MC Canada general secretary calls on world’s religions to stop using faith as a source of violence



Winnipeg, Man.

There are currently eight Millennium Development Goals (MDGs) that were agreed to by 192 United Nations member states in 2000 and that are to be achieved by 2015. But according to Robert J. Suderman, general secretary of Mennonite Church Canada, there should be a ninth.

Suderman was a panelist at the peace and security session of the World Religions Summit 2010, held at the University of Winnipeg campus from June 21-23. “There are people in the world who use religion as a source of violence,” he said. “We need to take that very seriously.”

In order to take it seriously, Suderman suggested that the G8 nations develop an interfaith agreement to stop justifying violence. “This millennium goal could be as simple as that our houses of faith stop teaching—and stop justifying—the use of lethal violence between and among our own people,” he said.

This may be a small step, but it is a step that Suderman believes the G8 countries should take. He suggested that the “architects of ‘unpeace’?” are those people who are part of the houses of faith that the interfaith leaders collectively represent. “Stop it, stop the killing, stop the hurting,” he implored.

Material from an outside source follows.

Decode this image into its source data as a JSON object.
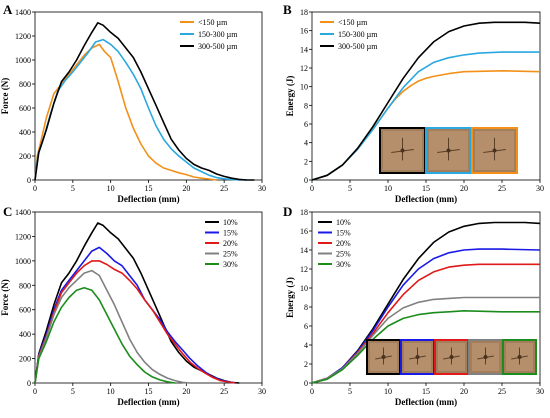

Earlier that day, Canadian Senator Romeo Dallaire gave the keynote address. He was actively involved with the UN peacemaking mission in Rwanda before and during the time of the genocide in the early 1990s. Dallaire suggested that there is a disconnect between what the G8 countries do and what they say. Despite G8 claims that “all humans are human [and] there is no one of us that is more human than another,” he said that their current and past actions tell a different story, one that indicates that those in the wealthy nations “are more human” than those in poorer nations.